Tower of Hanoi - Recursion

Tower of Hanoi:

Tower of Hanoi is a puzzle designed by Édouard Lucas, introduced in 1883. In this puzzle we have n (n can be any number: 2,3...) disks and three rods can be called as Rod 1, Rod 2, Rod 3. These rods are also called as Source(S), Destination (D) and Helper (Auxillary rod)(H) respectively.
In this puzzle, disks are initially placed on Rod 1 and disks are placed in such order that smaller disks are always placed above bigger disks (as you can see in the below image representation). We have to place all the disks from Rod 1 to Rod 2 with the help of Rod 3.
Now, let us look at the constraints and conditions of Solving the TOH puzzle. TOH puzzle can be solved using Recursion.

Conditions/Constraints:

1. No two disks can be moved at same time. In short, only one disk can be moved at a time to a rod.
2. Always, smaller disks are placed above bigger disks.
3. When moving any disk only upper disk can be moved firstly to a rod. Moving of disk other than upper placed disk is strictly prohibted.(Follow the concept of Stack LIFO)

Remember:

A Tower of Hanoi puzzle can be solved only in 2ⁿ-1 moves. (n is total number of disks).
Example: In the image below, we have taken the 3 disks So, TOH puzzle is solved in 7 Steps i.e 2³-1= 7 (steps). Similarly, if you have 2 disks, so puzzle can be solved in 3 steps.

Algorithm/Steps:

1. Move (n-1) disks from Rod 1 to Rod 3 using Rod 2. (In Image Step 3)
2. Move n^th disk from Rod 1 to Rod 3. (Print)
3. Move (n-1) disks from Rod 3 to Rod 2 using Rod 1. (In Image Step 7)
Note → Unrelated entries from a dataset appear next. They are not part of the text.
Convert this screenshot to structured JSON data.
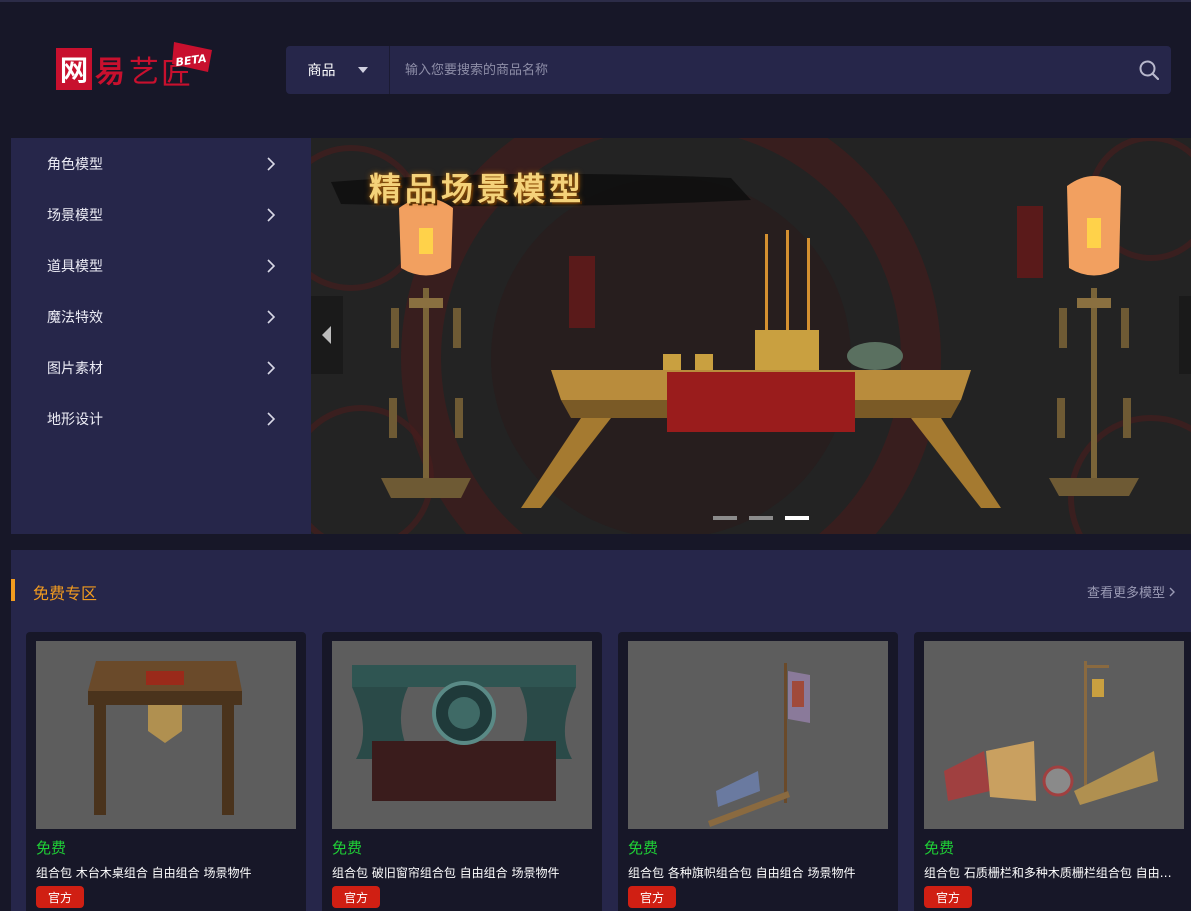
{
  "header": {
    "logo_text": "网易艺匠",
    "logo_badge": "BETA",
    "search": {
      "category": "商品",
      "placeholder": "输入您要搜索的商品名称"
    }
  },
  "sidebar": {
    "items": [
      {
        "label": "角色模型"
      },
      {
        "label": "场景模型"
      },
      {
        "label": "道具模型"
      },
      {
        "label": "魔法特效"
      },
      {
        "label": "图片素材"
      },
      {
        "label": "地形设计"
      }
    ]
  },
  "banner": {
    "title": "精品场景模型",
    "slides": 3,
    "active_slide": 3
  },
  "free_zone": {
    "title": "免费专区",
    "more_link": "查看更多模型",
    "cards": [
      {
        "price": "免费",
        "name": "组合包 木台木桌组合 自由组合 场景物件",
        "badge": "官方"
      },
      {
        "price": "免费",
        "name": "组合包 破旧窗帘组合包 自由组合 场景物件",
        "badge": "官方"
      },
      {
        "price": "免费",
        "name": "组合包 各种旗帜组合包 自由组合 场景物件",
        "badge": "官方"
      },
      {
        "price": "免费",
        "name": "组合包 石质栅栏和多种木质栅栏组合包 自由组合 场景物件",
        "badge": "官方"
      }
    ]
  },
  "colors": {
    "background": "#171728",
    "panel": "#26264a",
    "accent_orange": "#f29b1f",
    "free_green": "#1fcf36",
    "badge_red": "#d01f13",
    "logo_red": "#c8102e"
  },
  "icons": {
    "search": "search-icon",
    "caret": "caret-down-icon",
    "chevron": "chevron-right-icon",
    "arrow_left": "arrow-left-icon"
  }
}
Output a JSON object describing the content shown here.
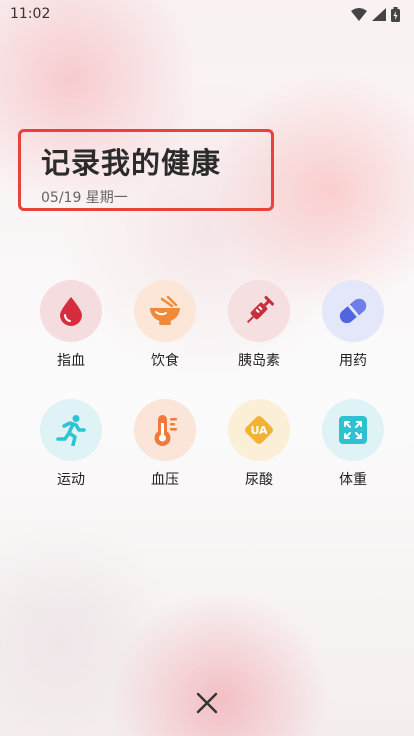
{
  "status_bar": {
    "time": "11:02"
  },
  "header": {
    "title": "记录我的健康",
    "date": "05/19 星期一"
  },
  "items": [
    {
      "label": "指血",
      "icon": "blood-drop-icon",
      "bg": "#f5dcdf",
      "color": "#d72c3d"
    },
    {
      "label": "饮食",
      "icon": "food-bowl-icon",
      "bg": "#fbe6d8",
      "color": "#f08a3a"
    },
    {
      "label": "胰岛素",
      "icon": "syringe-icon",
      "bg": "#f5dfe1",
      "color": "#c62f3c"
    },
    {
      "label": "用药",
      "icon": "pill-icon",
      "bg": "#e4e6f9",
      "color": "#4f66e0"
    },
    {
      "label": "运动",
      "icon": "running-icon",
      "bg": "#dff2f5",
      "color": "#2cc4d2"
    },
    {
      "label": "血压",
      "icon": "blood-pressure-icon",
      "bg": "#fbe5d8",
      "color": "#ef7b3b"
    },
    {
      "label": "尿酸",
      "icon": "uric-acid-icon",
      "bg": "#fcefd8",
      "color": "#f2b233",
      "badge": "UA"
    },
    {
      "label": "体重",
      "icon": "scale-icon",
      "bg": "#dff2f5",
      "color": "#2ec1cf"
    }
  ]
}
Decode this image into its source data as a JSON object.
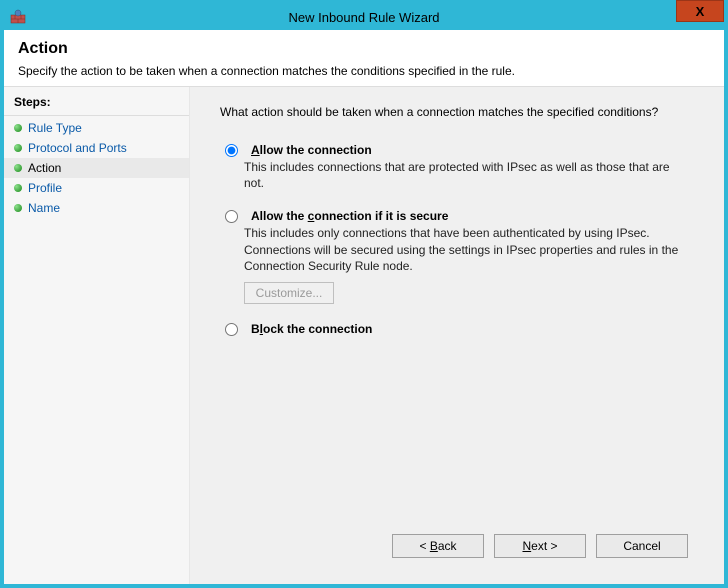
{
  "window": {
    "title": "New Inbound Rule Wizard",
    "close_label": "X"
  },
  "header": {
    "title": "Action",
    "subtitle": "Specify the action to be taken when a connection matches the conditions specified in the rule."
  },
  "steps": {
    "header": "Steps:",
    "items": [
      {
        "label": "Rule Type",
        "current": false
      },
      {
        "label": "Protocol and Ports",
        "current": false
      },
      {
        "label": "Action",
        "current": true
      },
      {
        "label": "Profile",
        "current": false
      },
      {
        "label": "Name",
        "current": false
      }
    ]
  },
  "content": {
    "question": "What action should be taken when a connection matches the specified conditions?",
    "options": {
      "allow": {
        "title_pre": "A",
        "title_post": "llow the connection",
        "desc": "This includes connections that are protected with IPsec as well as those that are not.",
        "selected": true
      },
      "allow_secure": {
        "title_pre": "Allow the ",
        "title_mid_ul": "c",
        "title_mid2": "onnection if it is secure",
        "desc": "This includes only connections that have been authenticated by using IPsec.  Connections will be secured using the settings in IPsec properties and rules in the Connection Security Rule node.",
        "customize_label": "Customize...",
        "selected": false
      },
      "block": {
        "title_pre": "B",
        "title_ul": "l",
        "title_post": "ock the connection",
        "selected": false
      }
    }
  },
  "footer": {
    "back_pre": "< ",
    "back_ul": "B",
    "back_post": "ack",
    "next_ul": "N",
    "next_post": "ext >",
    "cancel": "Cancel"
  }
}
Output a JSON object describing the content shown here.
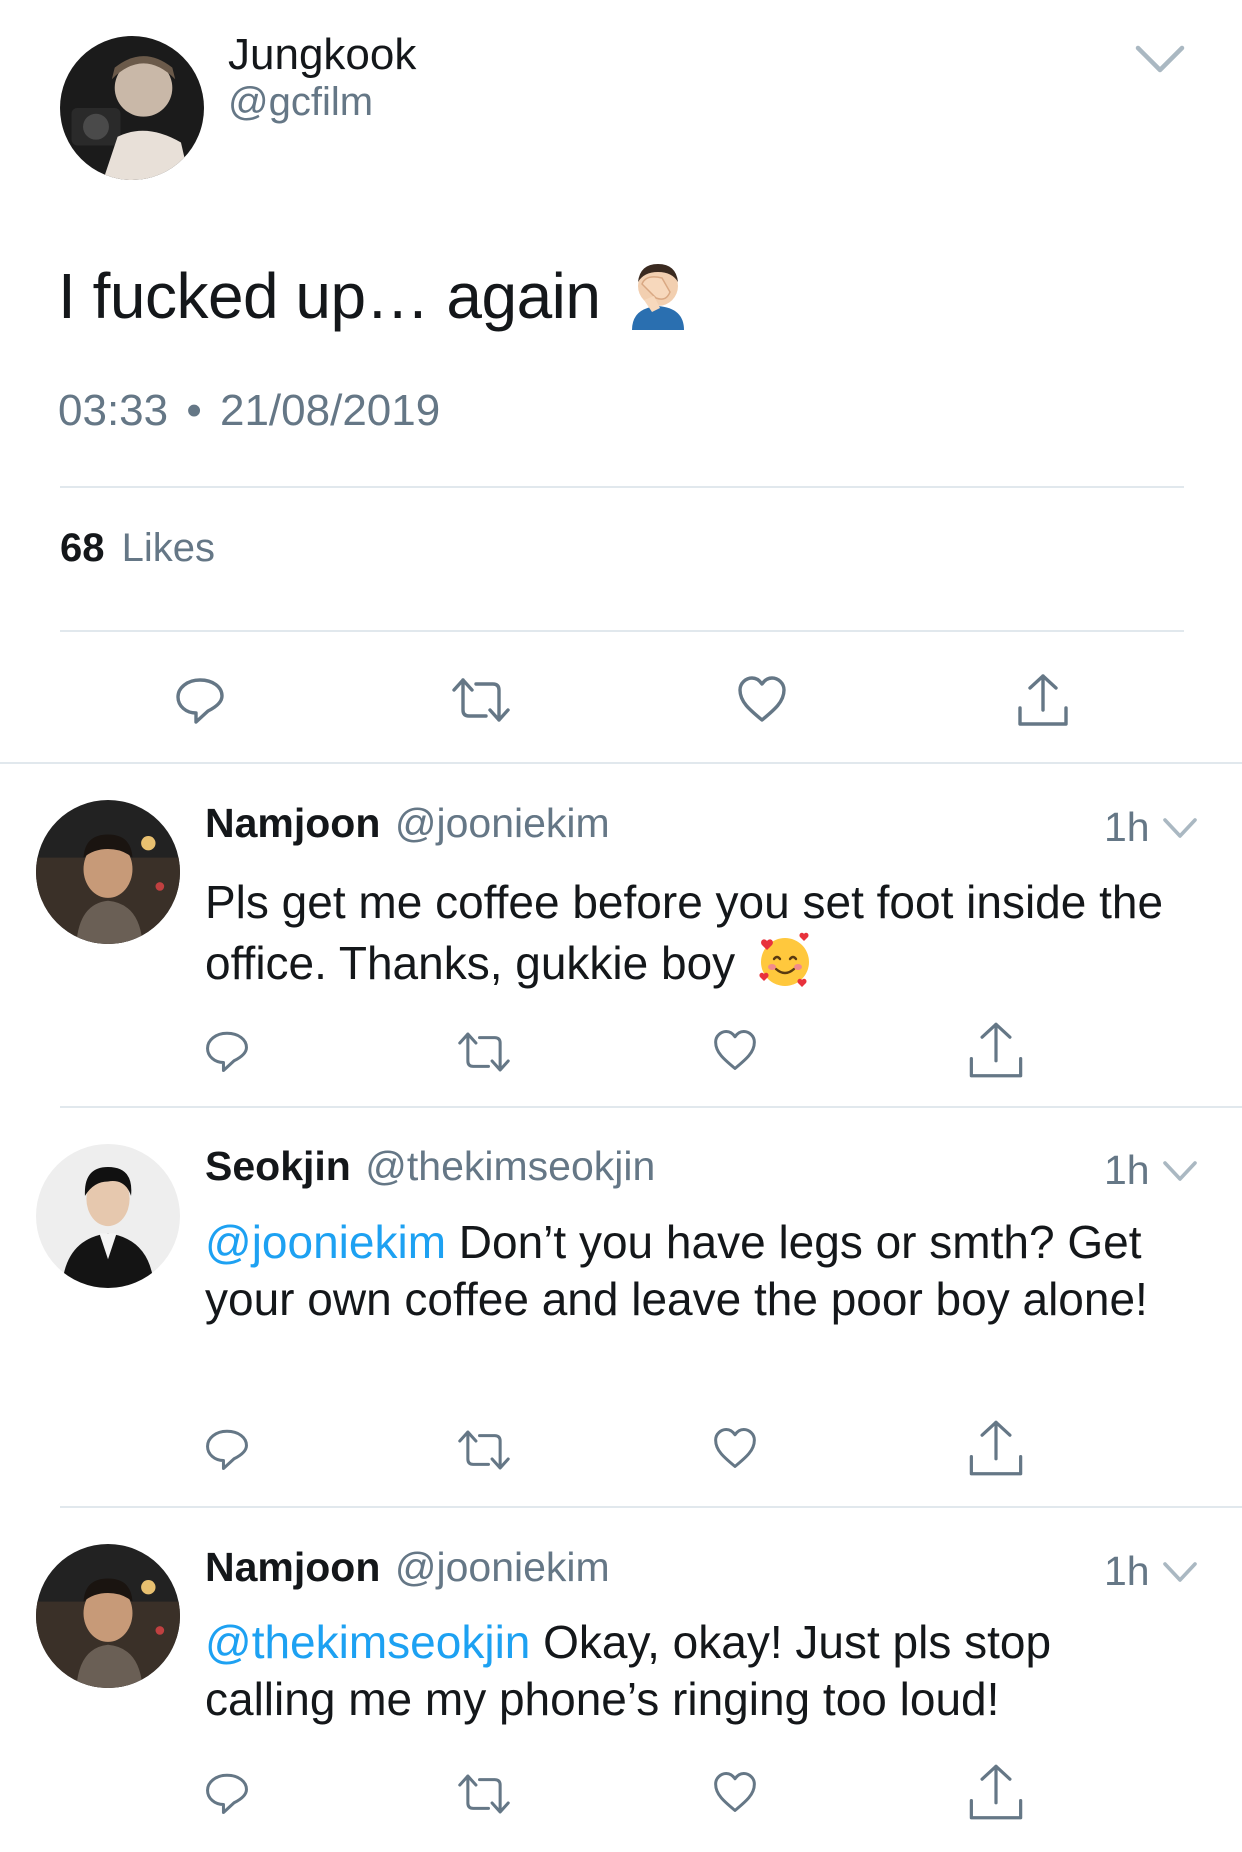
{
  "main_tweet": {
    "name": "Jungkook",
    "handle": "@gcfilm",
    "text": "I fucked up… again",
    "text_emoji": "man-facepalming",
    "time": "03:33",
    "separator": "•",
    "date": "21/08/2019",
    "likes_count": "68",
    "likes_label": "Likes"
  },
  "replies": [
    {
      "name": "Namjoon",
      "handle": "@jooniekim",
      "time": "1h",
      "mention": "",
      "text": "Pls get me coffee before you set foot inside the office. Thanks, gukkie boy",
      "emoji": "smiling-face-with-hearts"
    },
    {
      "name": "Seokjin",
      "handle": "@thekimseokjin",
      "time": "1h",
      "mention": "@jooniekim",
      "text": " Don’t you have legs or smth? Get your own coffee and leave the poor boy alone!"
    },
    {
      "name": "Namjoon",
      "handle": "@jooniekim",
      "time": "1h",
      "mention": "@thekimseokjin",
      "text": " Okay, okay! Just pls stop calling me my phone’s ringing too loud!"
    }
  ],
  "icons": {
    "reply": "reply-icon",
    "retweet": "retweet-icon",
    "like": "heart-icon",
    "share": "share-icon",
    "caret": "chevron-down-icon"
  },
  "colors": {
    "text": "#14171a",
    "muted": "#657786",
    "mention": "#1da1f2",
    "divider": "#e1e8ed"
  }
}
Have a Look on Image Illustration:

Code Approach: (JAVA)

package TowerOfHanoi;

public class TowerOfHanoi {
    public static void main(String[] args) {
        int n = 3; //no. of disks
        //calling TowerOfHanoi method
        TowerOfHanoi(n, "Rod1", "Rod2", "Rod3");
    }

    public static void TowerOfHanoi(int n, String Rod1, String Rod2, String Rod3) {
        if (n == 0)
            return; //recursion base case

        TowerOfHanoi(n-1,Rod1,Rod3,Rod2); //Moving n-1 disk from Rod 1 to Rod 3 using Rod 2
        System.out.println("Move disk "+n+" from "+Rod1+" to "+Rod2+" .");
        TowerOfHanoi(n-1,Rod3,Rod2,Rod1); //Moving n-1 disk from Rod 3 to Rod 2 using Rod 1
    }
}

Output:

Move disk 1 from Rod1 to Rod2 .
Move disk 2 from Rod1 to Rod3 .
Move disk 1 from Rod2 to Rod3 .
Move disk 3 from Rod1 to Rod2 .
Move disk 1 from Rod3 to Rod1 .
Move disk 2 from Rod3 to Rod2 .
Move disk 1 from Rod1 to Rod2 .